Dwyer said that valuation expansion would continue to push stocks higher, although he expects a bit more of a correction in the near term.
"The direction of earnings is driven by economic activity. Economy activity is driven by the slope of the yield curve and availability of money. We've seen the loan demand data pick up pretty appreciably," he said. "The steepness of the yield curve is driven by Fed policy. Even with a rate increase earlier than expected next year, it's still historically cheap, and that's driven by core inflation."
Dwyer was confident about his thesis beyond the May-to-October period.

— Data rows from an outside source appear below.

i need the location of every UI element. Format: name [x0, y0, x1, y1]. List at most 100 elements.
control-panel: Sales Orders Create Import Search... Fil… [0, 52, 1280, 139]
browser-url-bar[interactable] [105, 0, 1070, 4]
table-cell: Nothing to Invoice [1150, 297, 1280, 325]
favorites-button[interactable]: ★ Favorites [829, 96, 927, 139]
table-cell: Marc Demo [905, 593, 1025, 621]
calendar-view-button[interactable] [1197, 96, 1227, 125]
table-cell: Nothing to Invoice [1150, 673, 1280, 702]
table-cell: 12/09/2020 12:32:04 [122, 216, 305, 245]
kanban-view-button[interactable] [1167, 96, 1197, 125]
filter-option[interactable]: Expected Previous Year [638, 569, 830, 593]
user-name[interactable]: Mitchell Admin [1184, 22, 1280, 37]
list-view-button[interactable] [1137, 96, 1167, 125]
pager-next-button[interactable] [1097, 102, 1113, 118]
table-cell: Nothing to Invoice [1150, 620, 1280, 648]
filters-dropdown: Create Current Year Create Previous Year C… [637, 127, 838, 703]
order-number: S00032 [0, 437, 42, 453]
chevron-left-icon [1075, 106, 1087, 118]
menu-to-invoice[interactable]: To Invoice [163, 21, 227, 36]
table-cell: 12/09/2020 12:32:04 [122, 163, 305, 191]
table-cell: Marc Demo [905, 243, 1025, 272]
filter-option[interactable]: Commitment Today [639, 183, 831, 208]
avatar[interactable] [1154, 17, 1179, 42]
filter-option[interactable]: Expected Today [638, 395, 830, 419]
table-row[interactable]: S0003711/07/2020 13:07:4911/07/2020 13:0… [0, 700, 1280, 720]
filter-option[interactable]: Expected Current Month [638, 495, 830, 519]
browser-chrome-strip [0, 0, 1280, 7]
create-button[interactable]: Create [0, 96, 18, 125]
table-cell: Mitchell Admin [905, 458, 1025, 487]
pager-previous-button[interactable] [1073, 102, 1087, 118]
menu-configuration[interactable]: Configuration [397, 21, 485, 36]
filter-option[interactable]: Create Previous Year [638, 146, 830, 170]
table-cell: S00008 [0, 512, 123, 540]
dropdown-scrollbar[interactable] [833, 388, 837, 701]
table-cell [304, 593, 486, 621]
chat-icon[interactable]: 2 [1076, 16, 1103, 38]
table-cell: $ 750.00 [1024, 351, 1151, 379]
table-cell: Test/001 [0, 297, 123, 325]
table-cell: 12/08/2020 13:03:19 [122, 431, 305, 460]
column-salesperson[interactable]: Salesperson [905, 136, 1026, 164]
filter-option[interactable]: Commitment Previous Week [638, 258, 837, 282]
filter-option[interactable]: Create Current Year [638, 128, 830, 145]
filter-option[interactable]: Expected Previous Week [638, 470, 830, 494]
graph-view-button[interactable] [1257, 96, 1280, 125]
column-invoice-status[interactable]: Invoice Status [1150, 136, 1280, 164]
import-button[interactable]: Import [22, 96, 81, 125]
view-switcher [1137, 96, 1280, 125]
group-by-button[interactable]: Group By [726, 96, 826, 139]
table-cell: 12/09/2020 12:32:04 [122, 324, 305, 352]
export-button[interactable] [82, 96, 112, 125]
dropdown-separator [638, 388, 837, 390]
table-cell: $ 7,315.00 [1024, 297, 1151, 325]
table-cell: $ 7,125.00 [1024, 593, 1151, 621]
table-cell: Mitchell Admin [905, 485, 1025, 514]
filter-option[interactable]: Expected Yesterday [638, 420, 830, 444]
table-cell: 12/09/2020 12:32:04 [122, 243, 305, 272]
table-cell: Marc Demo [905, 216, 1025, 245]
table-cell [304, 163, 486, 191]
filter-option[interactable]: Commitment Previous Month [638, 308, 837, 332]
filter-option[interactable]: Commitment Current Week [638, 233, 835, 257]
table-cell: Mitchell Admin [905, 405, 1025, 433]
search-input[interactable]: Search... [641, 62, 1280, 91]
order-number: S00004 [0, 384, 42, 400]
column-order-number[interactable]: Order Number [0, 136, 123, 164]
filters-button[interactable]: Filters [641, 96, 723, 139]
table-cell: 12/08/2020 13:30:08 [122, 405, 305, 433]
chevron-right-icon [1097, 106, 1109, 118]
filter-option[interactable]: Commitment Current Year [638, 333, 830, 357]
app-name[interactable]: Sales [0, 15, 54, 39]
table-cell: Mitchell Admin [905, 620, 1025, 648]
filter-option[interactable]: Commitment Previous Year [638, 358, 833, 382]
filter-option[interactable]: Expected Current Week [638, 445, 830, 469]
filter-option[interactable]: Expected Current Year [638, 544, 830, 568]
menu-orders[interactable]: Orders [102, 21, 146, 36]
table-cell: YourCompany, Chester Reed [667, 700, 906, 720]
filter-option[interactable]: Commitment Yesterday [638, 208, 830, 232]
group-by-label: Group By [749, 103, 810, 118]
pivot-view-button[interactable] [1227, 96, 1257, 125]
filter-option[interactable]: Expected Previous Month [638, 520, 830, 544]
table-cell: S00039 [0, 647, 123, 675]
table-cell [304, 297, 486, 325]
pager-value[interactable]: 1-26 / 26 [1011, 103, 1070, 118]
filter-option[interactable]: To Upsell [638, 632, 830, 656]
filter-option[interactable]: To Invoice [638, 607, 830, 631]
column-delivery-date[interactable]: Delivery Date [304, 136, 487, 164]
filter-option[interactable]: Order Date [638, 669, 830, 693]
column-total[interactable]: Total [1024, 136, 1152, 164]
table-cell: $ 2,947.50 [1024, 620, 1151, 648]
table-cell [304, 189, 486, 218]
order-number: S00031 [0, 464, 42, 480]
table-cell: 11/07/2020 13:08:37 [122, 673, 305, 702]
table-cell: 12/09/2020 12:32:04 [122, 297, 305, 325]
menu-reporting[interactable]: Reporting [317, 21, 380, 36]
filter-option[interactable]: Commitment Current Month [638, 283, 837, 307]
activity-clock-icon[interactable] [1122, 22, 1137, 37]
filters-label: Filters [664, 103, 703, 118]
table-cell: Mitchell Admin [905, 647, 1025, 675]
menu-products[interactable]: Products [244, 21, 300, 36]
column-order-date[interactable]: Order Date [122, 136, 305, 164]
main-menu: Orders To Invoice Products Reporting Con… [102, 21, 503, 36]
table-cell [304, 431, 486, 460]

"All of those factors, even if you look out three or four years, remain positive, which means there's no way that a pension or endowment fund can get 7½ percent unless you're in a levered credit fund, unless you go into equities," he said. "And I think that ultimately is the driver."
Read MoreDon't laugh: There's logic behind 'sell in May'
OptionMonster co-founder Pete Najarian took issue with the sweeping sell-in-May advice, noting that certain sectors, such as financials, could still outperform.
"I just hate the blanket statements," he said. "It's like somebody saying, 'Everything in tech's getting sold.'"
Ritholtz Wealth Management CEO Josh Brown added that the data going back to 1928 suggest that in a mid-term election cycle May on average actually shows a negative 2 percent return.
"So, if that happens again, the question to ask yourself is: Is this really important for me to react to? And I think for most people, probably not," he said.